И все-таки Жан-Жак мосье Гербера такой же подлинный, как его, Фернана. Если уже при жизни Жан-Жак представлялся каждому на свой лад, то тем более – сейчас, когда его нет в живых. Прав мосье Гербер и в отношении личной жизни философа. В Жан-Жаке надо уметь отделите бессмертное от повседневного. Нельзя сосредоточивать внимание на том, что снижает его до нас. Наоборот, нужно раз и навсегда вобрать в себя те его черты, которые заставляют нас тянуться к его вершинам. Свет великих идей в произведениях Жан-Жака вечен, как свет звезд. Слепота Жан-Жака в мелочах повседневности предопределила его судьбу: если бы не она, ему не дано было бы так глубоко заглянуть в сущность основных явлений. Она была во вред только ему одному, а ясновидение Жан-Жака служит на благо всем.

 

Однажды Фернан встретил в парке толстую пожилую даму, всю в черном, возвращавшуюся, по-видимому, с могилы Жан-Жака. Дама эта смотрела на него так, словно удивлялась, что он не узнает ее, она даже сделала движение, как будто хотела заговорить, но потом прошла мимо. Только позднее Фернан догадался, что это, вероятно, Тереза. Он недоуменно покачал головой: он попросту не понимал теперь, как могло случиться, что он так безмерно влюбился в нее когда-то. Годами не вспоминал о ней. Все, что пережито с этой женщиной, ушло безвозвратно и к нему никакого отношения больше не имеет.

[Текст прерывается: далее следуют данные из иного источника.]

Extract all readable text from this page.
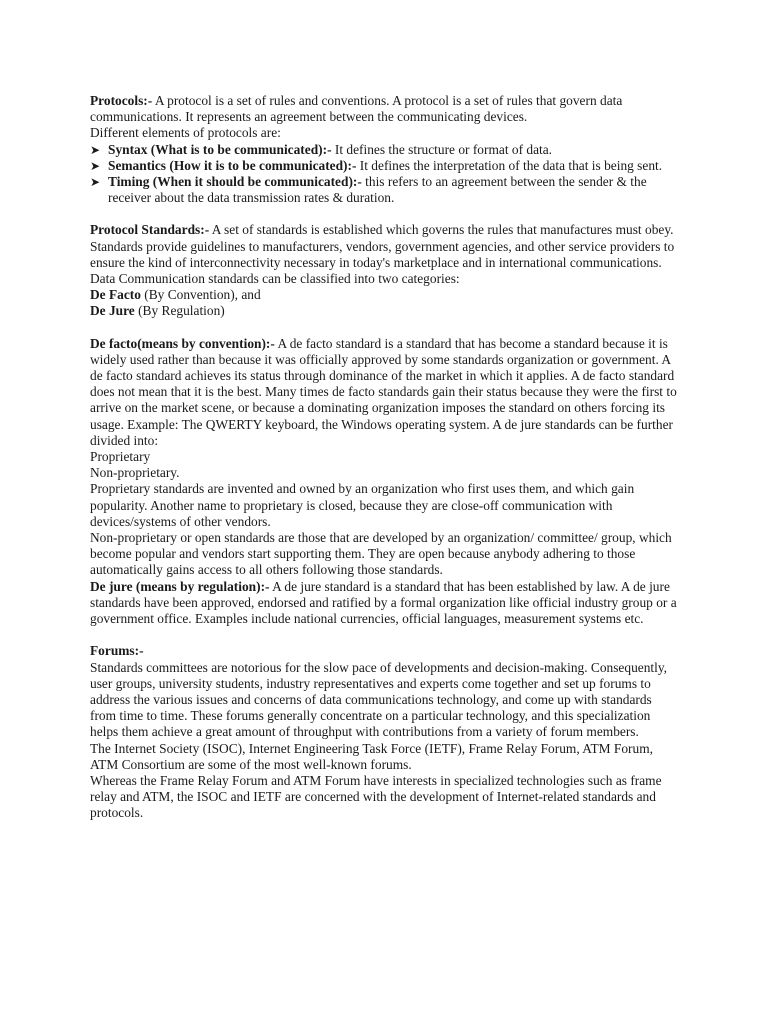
Protocols:- A protocol is a set of rules and conventions. A protocol is a set of rules that govern data communications. It represents an agreement between the communicating devices.

Different elements of protocols are:

➤ Syntax (What is to be communicated):- It defines the structure or format of data.
➤ Semantics (How it is to be communicated):- It defines the interpretation of the data that is being sent.
➤ Timing (When it should be communicated):- this refers to an agreement between the sender & the receiver about the data transmission rates & duration.

Protocol Standards:- A set of standards is established which governs the rules that manufactures must obey. Standards provide guidelines to manufacturers, vendors, government agencies, and other service providers to ensure the kind of interconnectivity necessary in today's marketplace and in international communications.

Data Communication standards can be classified into two categories:

De Facto (By Convention), and

De Jure (By Regulation)

De facto(means by convention):- A de facto standard is a standard that has become a standard because it is widely used rather than because it was officially approved by some standards organization or government. A de facto standard achieves its status through dominance of the market in which it applies. A de facto standard does not mean that it is the best. Many times de facto standards gain their status because they were the first to arrive on the market scene, or because a dominating organization imposes the standard on others forcing its usage. Example: The QWERTY keyboard, the Windows operating system. A de jure standards can be further divided into:

Proprietary

Non-proprietary.

Proprietary standards are invented and owned by an organization who first uses them, and which gain popularity. Another name to proprietary is closed, because they are close-off communication with devices/systems of other vendors.

Non-proprietary or open standards are those that are developed by an organization/ committee/ group, which become popular and vendors start supporting them. They are open because anybody adhering to those automatically gains access to all others following those standards.

De jure (means by regulation):- A de jure standard is a standard that has been established by law. A de jure standards have been approved, endorsed and ratified by a formal organization like official industry group or a government office. Examples include national currencies, official languages, measurement systems etc.

Forums:-

Standards committees are notorious for the slow pace of developments and decision-making. Consequently, user groups, university students, industry representatives and experts come together and set up forums to address the various issues and concerns of data communications technology, and come up with standards from time to time. These forums generally concentrate on a particular technology, and this specialization helps them achieve a great amount of throughput with contributions from a variety of forum members.

The Internet Society (ISOC), Internet Engineering Task Force (IETF), Frame Relay Forum, ATM Forum, ATM Consortium are some of the most well-known forums.

Whereas the Frame Relay Forum and ATM Forum have interests in specialized technologies such as frame relay and ATM, the ISOC and IETF are concerned with the development of Internet-related standards and protocols.
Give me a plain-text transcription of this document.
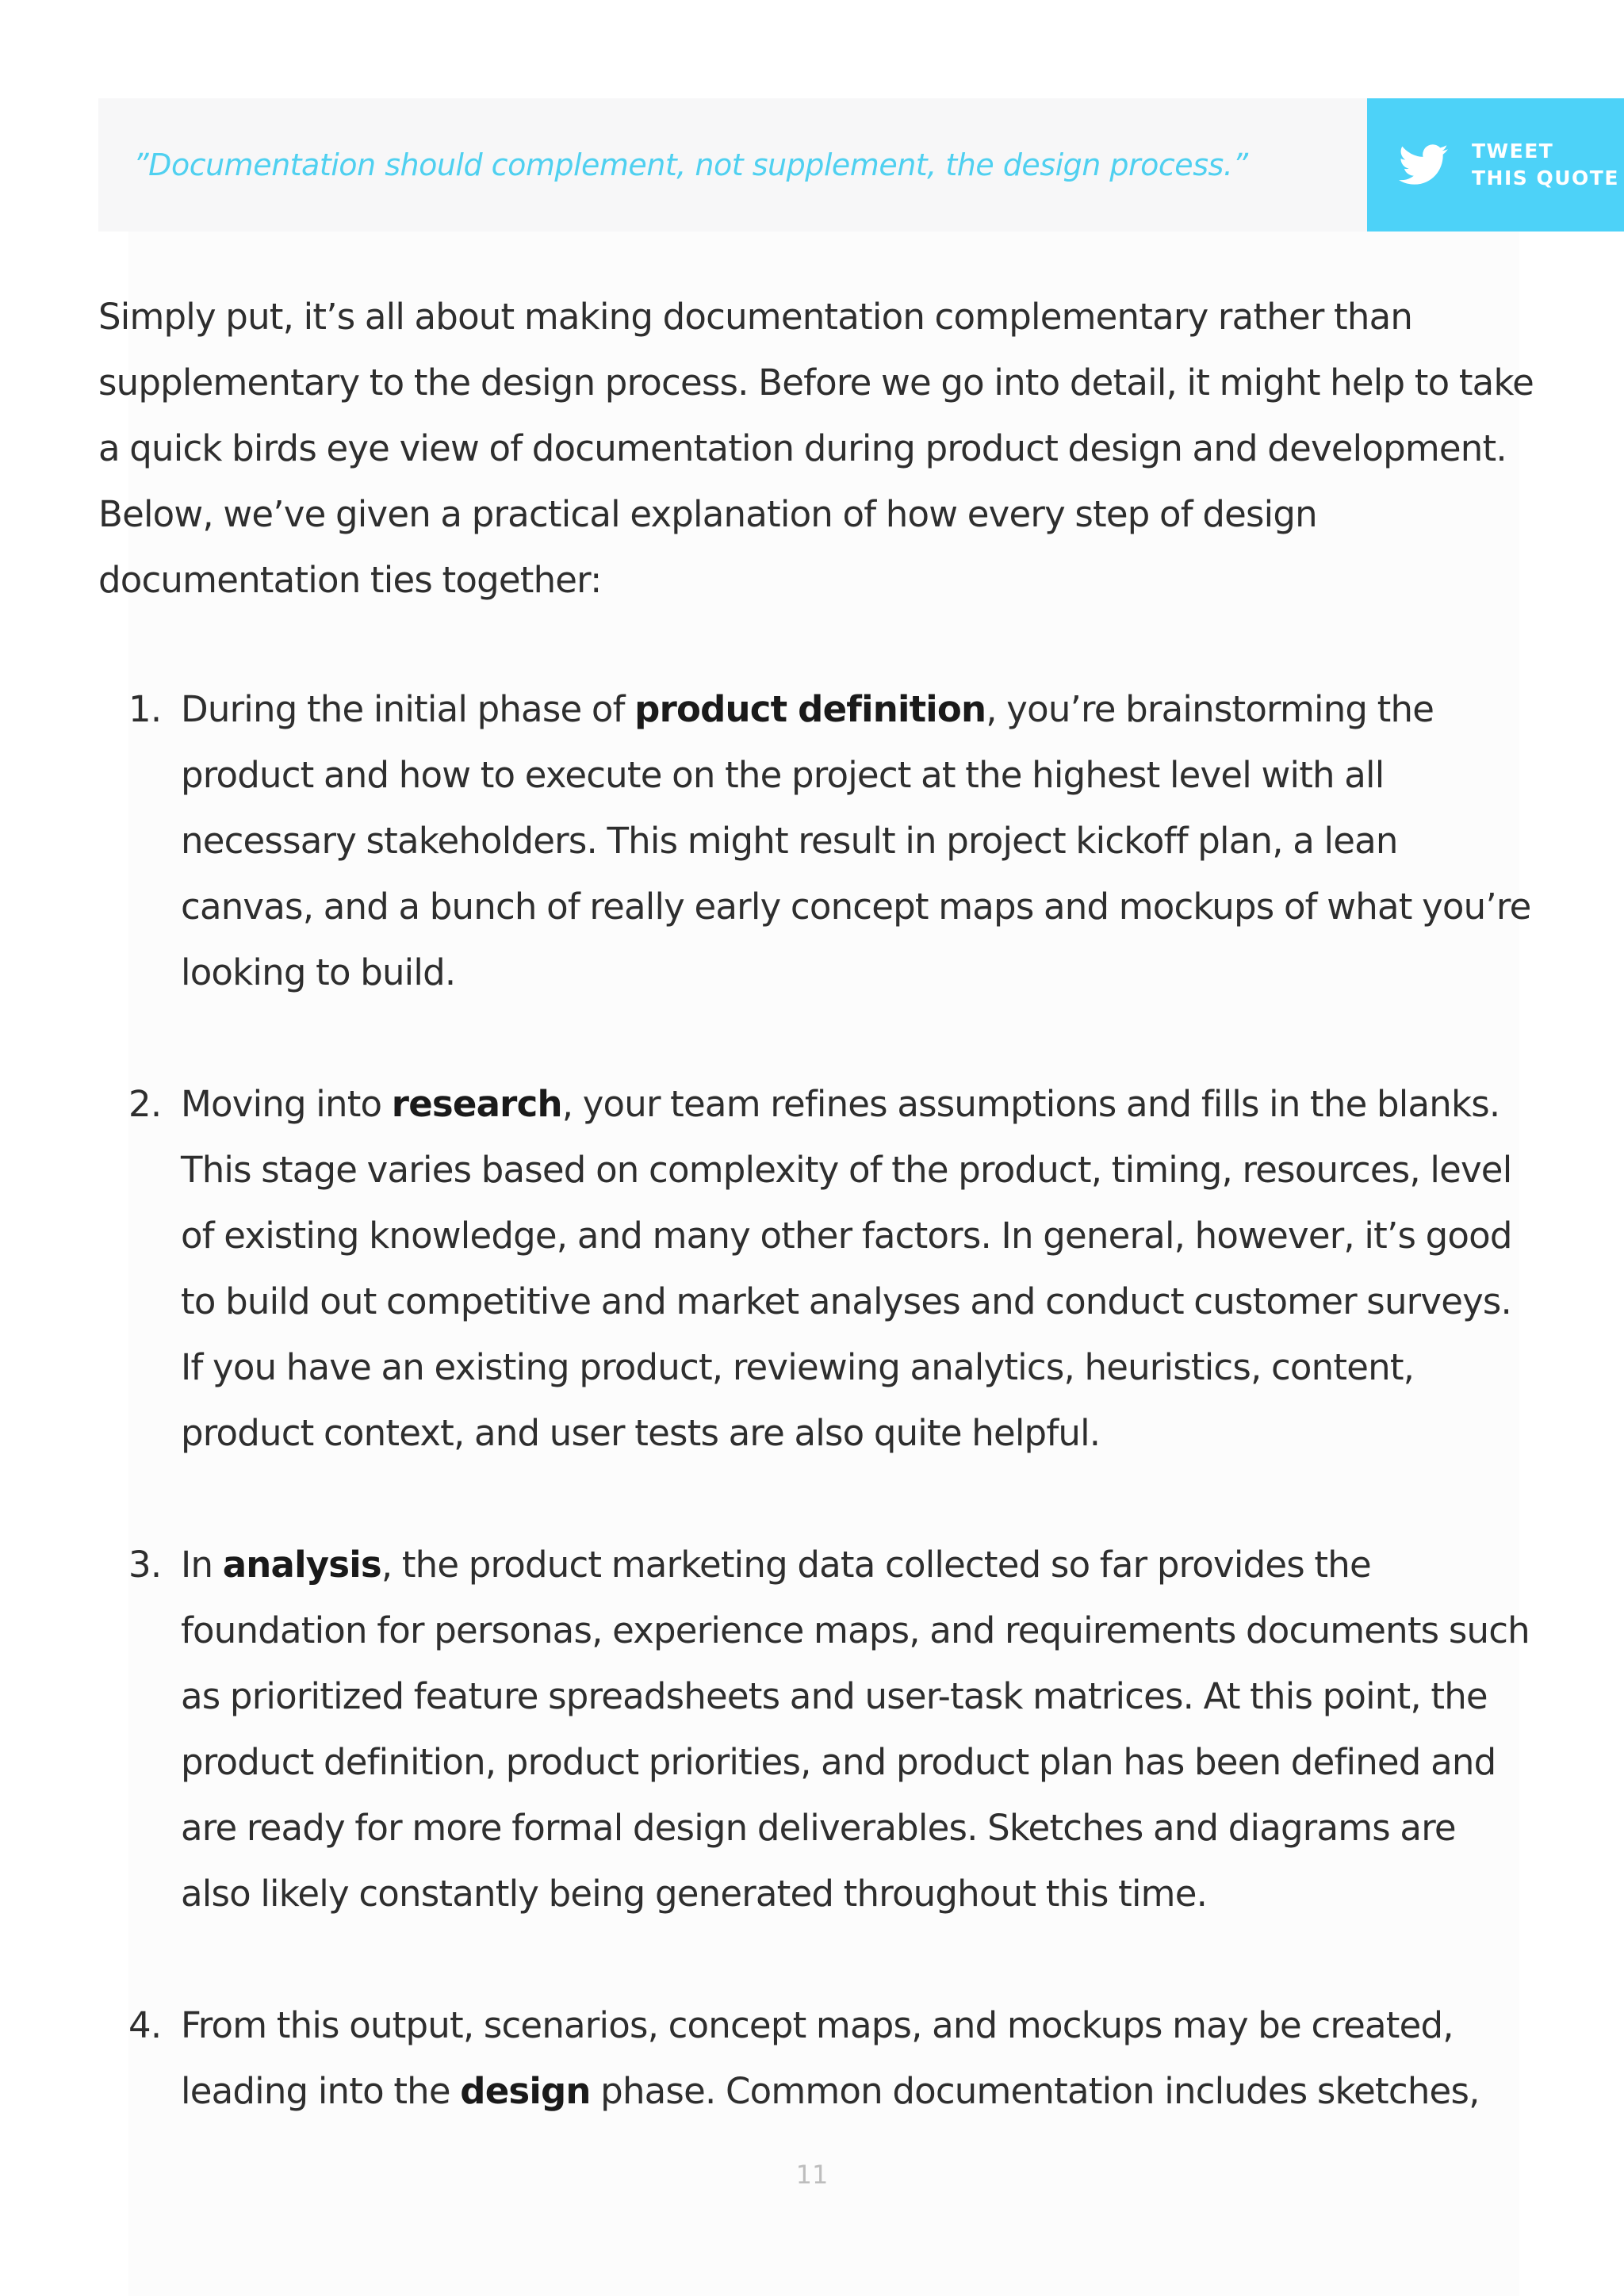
”Documentation should complement, not supplement, the design process.”	TWEET
THIS QUOTE

Simply put, it’s all about making documentation complementary rather than supplementary to the design process. Before we go into detail, it might help to take a quick birds eye view of documentation during product design and development. Below, we’ve given a practical explanation of how every step of design documentation ties together:

1. During the initial phase of product definition, you’re brainstorming the product and how to execute on the project at the highest level with all necessary stakeholders. This might result in project kickoff plan, a lean canvas, and a bunch of really early concept maps and mockups of what you’re looking to build.
2. Moving into research, your team refines assumptions and fills in the blanks. This stage varies based on complexity of the product, timing, resources, level of existing knowledge, and many other factors. In general, however, it’s good to build out competitive and market analyses and conduct customer surveys. If you have an existing product, reviewing analytics, heuristics, content, product context, and user tests are also quite helpful.
3. In analysis, the product marketing data collected so far provides the foundation for personas, experience maps, and requirements documents such as prioritized feature spreadsheets and user-task matrices. At this point, the product definition, product priorities, and product plan has been defined and are ready for more formal design deliverables. Sketches and diagrams are also likely constantly being generated throughout this time.
4. From this output, scenarios, concept maps, and mockups may be created, leading into the design phase. Common documentation includes sketches,
11
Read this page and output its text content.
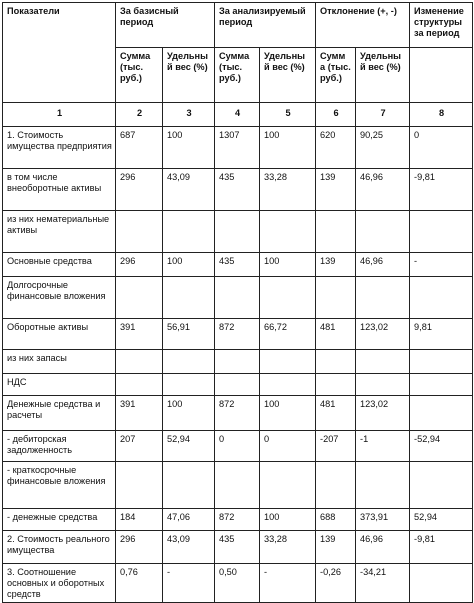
Показатели	За базисный период		За анализируемый период		Отклонение (+, -)		Изменение структуры за период
	Сумма (тыс. руб.)	Удельны й вес (%)	Сумма (тыс. руб.)	Удельны й вес (%)	Сумм а (тыс. руб.)	Удельны й вес (%)	
1	2	3	4	5	6	7	8
1. Стоимость имущества предприятия	687	100	1307	100	620	90,25	0
в том числе внеоборотные активы	296	43,09	435	33,28	139	46,96	-9,81
из них нематериальные активы							
Основные средства	296	100	435	100	139	46,96	-
Долгосрочные финансовые вложения							
Оборотные активы	391	56,91	872	66,72	481	123,02	9,81
из них запасы							
НДС							
Денежные средства и расчеты	391	100	872	100	481	123,02	
- дебиторская задолженность	207	52,94	0	0	-207	-1	-52,94
- краткосрочные финансовые вложения							
- денежные средства	184	47,06	872	100	688	373,91	52,94
2. Стоимость реального имущества	296	43,09	435	33,28	139	46,96	-9,81
3. Соотношение основных и оборотных средств	0,76	-	0,50	-	-0,26	-34,21	
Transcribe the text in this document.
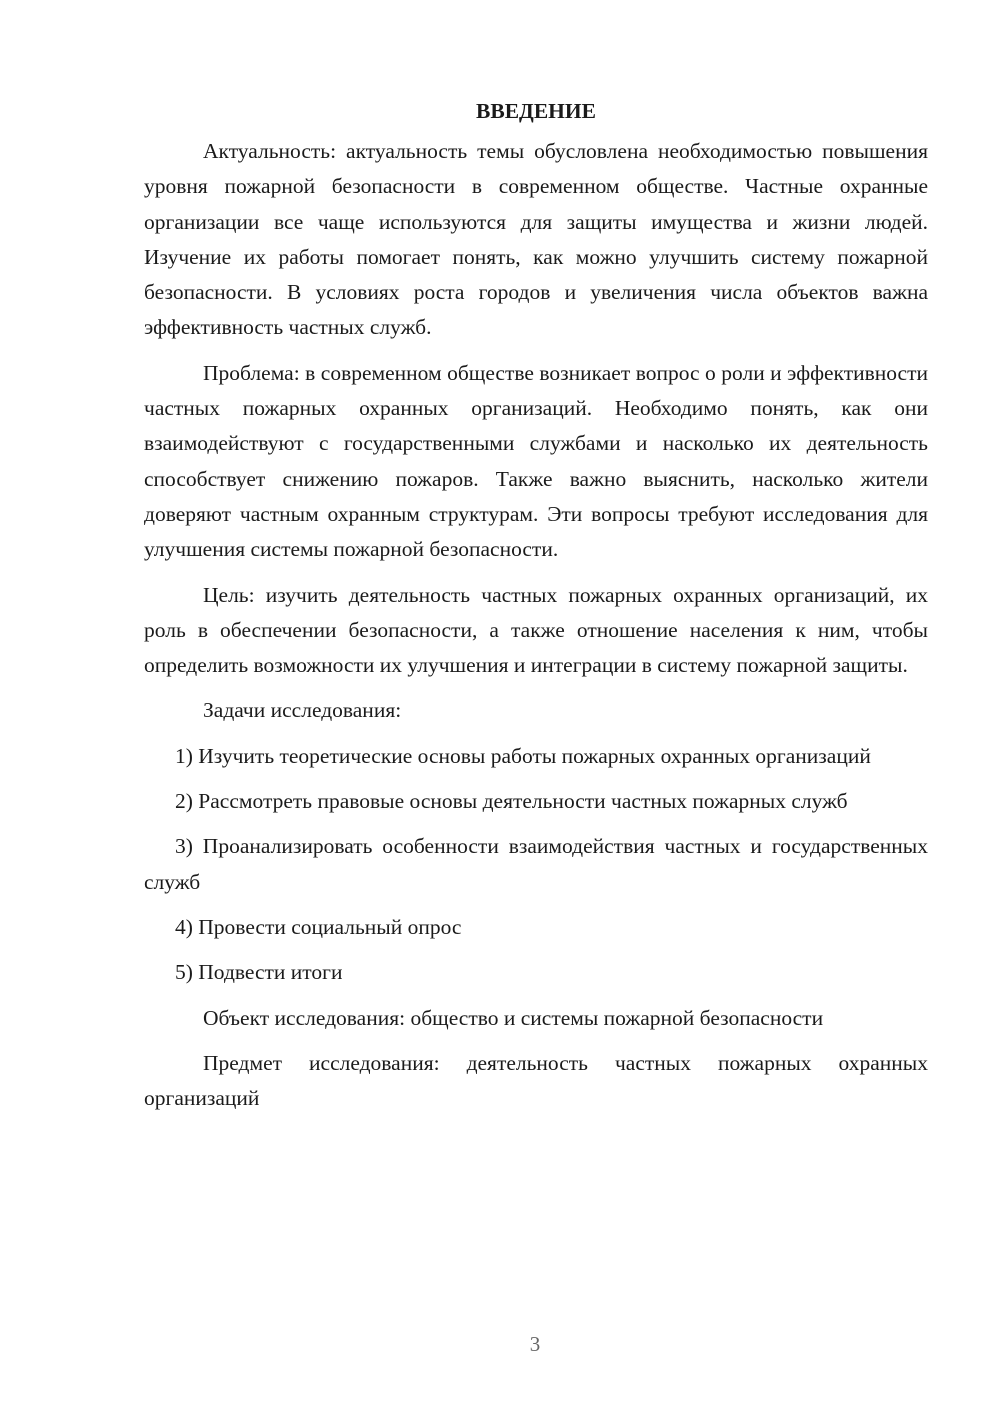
ВВЕДЕНИЕ

Актуальность: актуальность темы обусловлена необходимостью повышения уровня пожарной безопасности в современном обществе. Частные охранные организации все чаще используются для защиты имущества и жизни людей. Изучение их работы помогает понять, как можно улучшить систему пожарной безопасности. В условиях роста городов и увеличения числа объектов важна эффективность частных служб.

Проблема: в современном обществе возникает вопрос о роли и эффективности частных пожарных охранных организаций. Необходимо понять, как они взаимодействуют с государственными службами и насколько их деятельность способствует снижению пожаров. Также важно выяснить, насколько жители доверяют частным охранным структурам. Эти вопросы требуют исследования для улучшения системы пожарной безопасности.

Цель: изучить деятельность частных пожарных охранных организаций, их роль в обеспечении безопасности, а также отношение населения к ним, чтобы определить возможности их улучшения и интеграции в систему пожарной защиты.

Задачи исследования:

1) Изучить теоретические основы работы пожарных охранных организаций

2) Рассмотреть правовые основы деятельности частных пожарных служб

3) Проанализировать особенности взаимодействия частных и государственных служб

4) Провести социальный опрос

5) Подвести итоги

Объект исследования: общество и системы пожарной безопасности

Предмет исследования: деятельность частных пожарных охранных организаций

3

Даже узнав, что Тереза живет в Плесси с пресловутым Николасом, Фернан ничего не почувствовал, кроме какого-то странного безразличия. Он пытался было распалить себя против убийцы Жан-Жака, твердил себе, что, не будь его, величайший мыслитель и писатель земли французской еще и поныне был бы жив. И все же ничего, кроме легкого омерзения к Николасу, он не чувствовал.

Через несколько дней у Фернана произошел первый серьезный разговор с отцом о личных делах. Счастье встречи с сыном было для маркиза омрачено тайными сомнениями. Долго ли пробудет здесь сын? Не уедет ли опять? Что там у него с этой креолкой? И вот наконец мосье де Жирарден собрался с духом и спросил:

– Ты ведь довольно долго прожил на французских Вест-Индских островах, не правда ли? Не расскажешь ли что-нибудь о твоей тамошней жизни?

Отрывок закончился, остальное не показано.